🤖 AI Summary
This work addresses the challenge of analyzing nonstationary, high-dimensional time series that often lie on low-dimensional manifolds. The authors propose a nonparametric method based on Nadaraya–Watson kernel regression to jointly estimate, from a single trajectory, the drift vector field, diffusion matrix, and invariant density of a manifold-valued Itô diffusion process.
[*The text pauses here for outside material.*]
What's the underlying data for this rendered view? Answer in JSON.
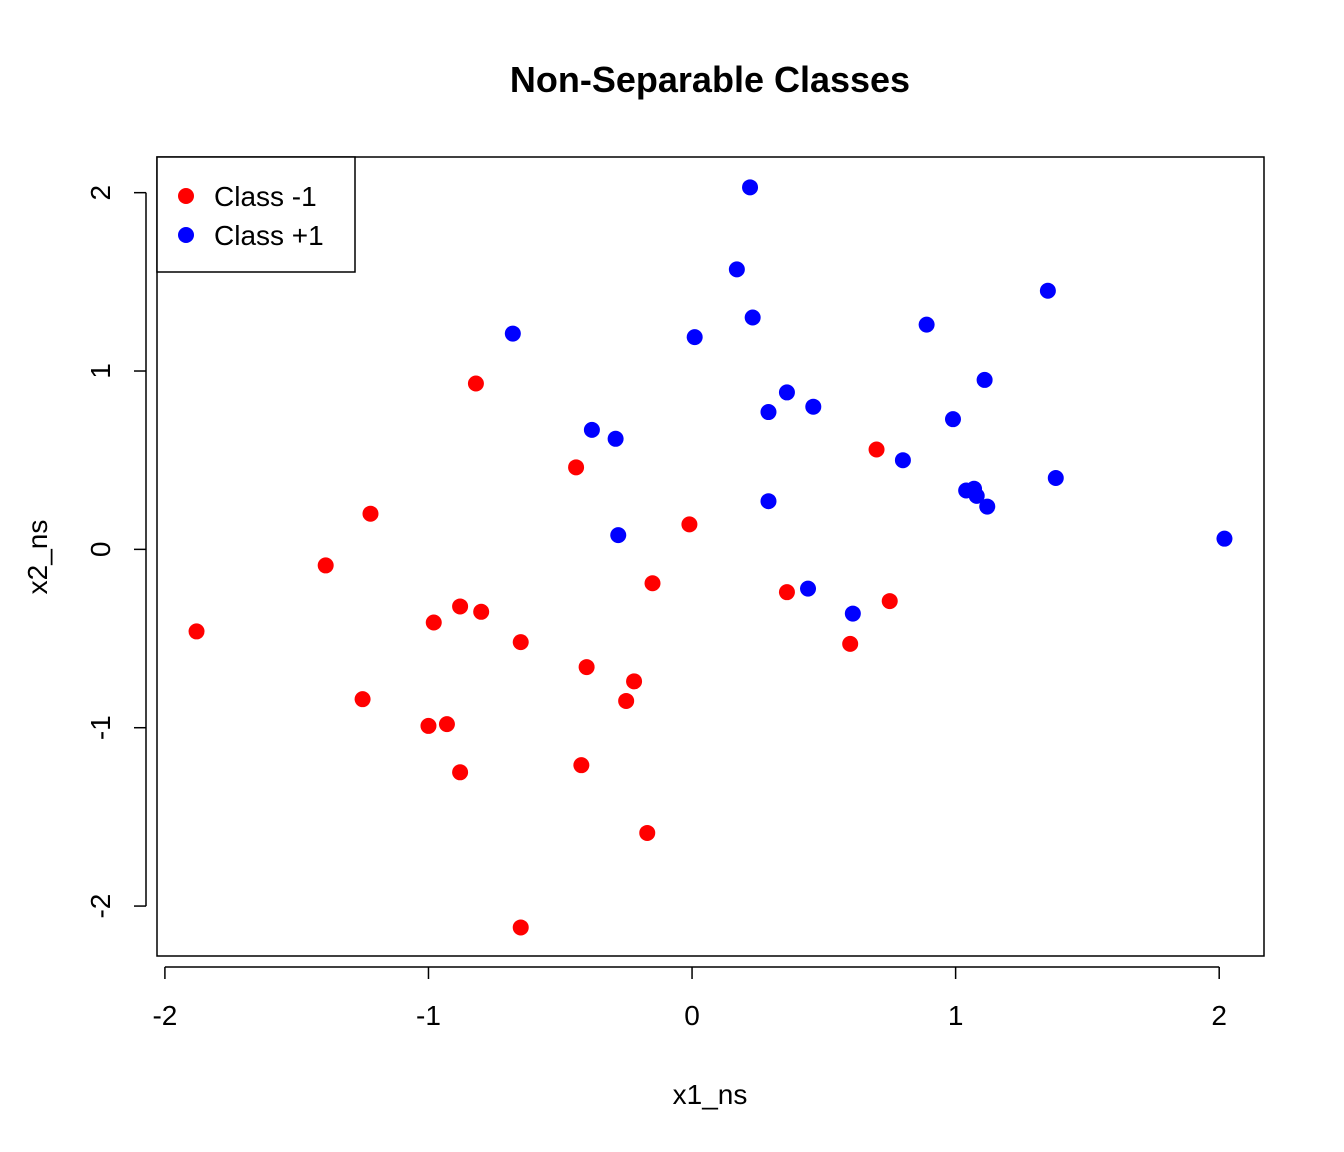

They establish, for the first time, asymptotic consistency and asymptotic normality of these estimators on boundaryless, smooth, complete manifolds, and introduce a tangent space estimator tailored for dependent data. The theoretical framework integrates stochastic differential equations, manifold ergodicity, and nonparametric statistics. Numerical experiments across diverse manifold structures demonstrate the method’s effectiveness and robustness.
📝 Abstract
Nonstationary high-dimensional time series are increasingly encountered in biomedical research as measurement technologies advance. Owing to the homeostatic nature of physiological systems, such datasets are often located on, or can be well approximated by, a low-dimensional manifold. Modeling such datasets by manifold-valued Itô diffusion processes has been shown to provide valuable insights and to guide the design of algorithms for clinical applications. In this paper, we propose Nadaraya-Watson type nonparametric estimators for the drift vector field and diffusion matrix of the process from one trajectory. Assuming a time-homogeneous stochastic differential equation on a smooth complete manifold without boundary, we show that as the sampling interval and kernel bandwidth vanish with increasing trajectory length, recurrence of the process yields asymptotic consistency and normality of the drift and diffusion estimators, as well as the associated occupation density. Analysis of the diffusion estimator further produces a tangent space estimator for dependent data, which has its own interest and is essential for drift estimation. Numerical experiments across a range of manifold configurations support the theoretical results.